The concept was first elucidated by Ian J. Goodfellow and co-authors in the article Generative Adversarial Nets in 2014. Yann LeCun, Facebook's Director of AI Research, mentions GANs as 'the most interesting idea in the last ten years in machine learning.' This powerful class of neural networks that are used for unsupervised learning takes up a game-theoretic approach, unlike a conventional neural network. The main goal of GANs is to learn from a set of training data and generate new data with the same characteristics as the training data. It is composed of two neural network models, a generator and a discriminator. These two adversaries compete with each other and can analyze, capture, and copy the variations within a dataset. In general parlance, the Generator is trained to produce believable fake data from a random source, while the Discriminator is trained to distinguish the Generator's simulated data from real data.
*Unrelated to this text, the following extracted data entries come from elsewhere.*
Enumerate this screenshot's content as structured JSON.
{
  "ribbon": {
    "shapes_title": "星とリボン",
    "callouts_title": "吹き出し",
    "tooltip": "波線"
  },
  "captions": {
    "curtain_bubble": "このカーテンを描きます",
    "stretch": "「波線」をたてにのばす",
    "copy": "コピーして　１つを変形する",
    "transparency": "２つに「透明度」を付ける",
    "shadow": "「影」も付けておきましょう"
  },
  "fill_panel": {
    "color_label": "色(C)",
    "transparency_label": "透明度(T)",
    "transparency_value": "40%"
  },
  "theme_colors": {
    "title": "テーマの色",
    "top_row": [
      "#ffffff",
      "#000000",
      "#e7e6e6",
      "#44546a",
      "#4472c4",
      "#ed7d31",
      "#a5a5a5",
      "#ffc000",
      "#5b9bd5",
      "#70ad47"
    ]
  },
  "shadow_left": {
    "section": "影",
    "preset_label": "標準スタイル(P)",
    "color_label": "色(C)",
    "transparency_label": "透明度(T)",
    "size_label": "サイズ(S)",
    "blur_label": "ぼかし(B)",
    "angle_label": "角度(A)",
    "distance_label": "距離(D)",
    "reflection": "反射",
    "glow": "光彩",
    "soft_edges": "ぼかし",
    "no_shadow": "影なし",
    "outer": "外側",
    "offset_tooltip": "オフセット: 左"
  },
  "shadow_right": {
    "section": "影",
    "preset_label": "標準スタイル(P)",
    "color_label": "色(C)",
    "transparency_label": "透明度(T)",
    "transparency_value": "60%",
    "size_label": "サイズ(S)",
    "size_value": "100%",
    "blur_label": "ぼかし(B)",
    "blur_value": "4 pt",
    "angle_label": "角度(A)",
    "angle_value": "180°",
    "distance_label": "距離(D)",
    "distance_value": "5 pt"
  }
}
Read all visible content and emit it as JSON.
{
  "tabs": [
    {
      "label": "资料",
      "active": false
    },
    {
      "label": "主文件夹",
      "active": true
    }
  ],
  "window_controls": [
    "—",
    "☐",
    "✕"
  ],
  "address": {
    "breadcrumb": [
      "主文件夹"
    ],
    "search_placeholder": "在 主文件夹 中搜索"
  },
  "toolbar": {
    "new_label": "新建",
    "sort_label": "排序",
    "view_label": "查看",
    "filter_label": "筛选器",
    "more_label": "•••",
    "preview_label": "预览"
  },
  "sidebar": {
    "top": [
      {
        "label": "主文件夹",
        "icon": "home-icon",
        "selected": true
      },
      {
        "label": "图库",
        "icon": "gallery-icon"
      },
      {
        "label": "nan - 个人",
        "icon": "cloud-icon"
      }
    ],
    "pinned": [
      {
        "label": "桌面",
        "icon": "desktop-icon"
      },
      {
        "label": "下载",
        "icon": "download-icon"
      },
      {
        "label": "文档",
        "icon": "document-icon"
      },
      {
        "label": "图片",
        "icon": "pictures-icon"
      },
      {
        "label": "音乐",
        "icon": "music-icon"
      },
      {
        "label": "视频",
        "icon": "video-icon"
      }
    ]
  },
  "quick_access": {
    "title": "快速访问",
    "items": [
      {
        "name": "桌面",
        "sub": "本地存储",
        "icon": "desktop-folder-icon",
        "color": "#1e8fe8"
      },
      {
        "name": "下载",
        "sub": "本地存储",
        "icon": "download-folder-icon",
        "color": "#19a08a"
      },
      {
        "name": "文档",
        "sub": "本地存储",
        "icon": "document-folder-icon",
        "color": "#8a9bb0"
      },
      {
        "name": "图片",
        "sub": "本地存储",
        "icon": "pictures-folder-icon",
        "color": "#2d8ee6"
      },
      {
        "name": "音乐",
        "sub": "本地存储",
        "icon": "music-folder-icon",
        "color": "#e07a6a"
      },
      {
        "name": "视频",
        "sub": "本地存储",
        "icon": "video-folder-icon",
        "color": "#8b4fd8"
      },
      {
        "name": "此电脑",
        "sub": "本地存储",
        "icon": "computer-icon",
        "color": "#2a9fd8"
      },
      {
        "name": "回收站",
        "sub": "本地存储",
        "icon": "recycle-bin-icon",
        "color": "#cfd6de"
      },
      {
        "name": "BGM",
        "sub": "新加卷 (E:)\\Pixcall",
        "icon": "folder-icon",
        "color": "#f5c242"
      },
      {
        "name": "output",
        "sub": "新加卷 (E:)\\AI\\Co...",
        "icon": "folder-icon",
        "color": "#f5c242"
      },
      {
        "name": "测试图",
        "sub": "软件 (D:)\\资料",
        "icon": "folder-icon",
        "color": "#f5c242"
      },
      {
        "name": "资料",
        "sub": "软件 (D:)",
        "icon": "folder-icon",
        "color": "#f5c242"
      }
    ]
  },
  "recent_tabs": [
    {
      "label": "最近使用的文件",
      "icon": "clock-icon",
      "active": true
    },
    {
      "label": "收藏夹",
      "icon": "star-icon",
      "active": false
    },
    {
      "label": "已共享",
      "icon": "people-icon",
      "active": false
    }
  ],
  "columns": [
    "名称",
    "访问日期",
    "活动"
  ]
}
The Generator is trained while the Discriminator is idle and vice-versa. In some cases, GANs also consist of multiple discriminators and generators, like MD-GAN (Multiple Discriminator Generative Adversarial Network), SGAN (Semi-Supervised Adversarial Network), and many more.
The most familiar adopter of this technology are industries relying on computer vision. Some of the common examples of applications of GANs are:
• Generation of synthetic training data for machine learning models in case training data is insufficient or collecting it is too costly.
• Generation of human faces, objects in 2D and 3D, realistic photographs, anime characters, and music.
• Identifying instances of fraud when an adversarial attack is launched by hackers to seek information.
• Detection of tumor in human bodies by comparing images with a dataset of images of healthy organs.
• Assisting in the drug discovery process by generating molecular structures for medicines using an existing database to find new compounds that can potentially be used to treat new diseases.
• Media Translations like image-to-image translations, semantic image-to-photo translations, and text-to-image translations.
• Editing photographs by denoising images and enhancing the existing image data using super-resolution, photo blending.
• Identifying criminals that might have undergone surgeries to modify their appearance, using image reconstruction, Face Frontal View Generation.
• Predicting the next frame in images and videos.
• Converting Human photographs into Emojis, Bitmojis (like in Apple iPhone, Snapchat), or applying filters of Instagram, Faceapp, and so on.
• Creating Image style transfers or audio style transfers.
While the hype around GANs may seem to exaggerate, this field promises of numerous applications and yet untapped potential. With further research, training, and development, it is poised to create multiple advantages for several industries.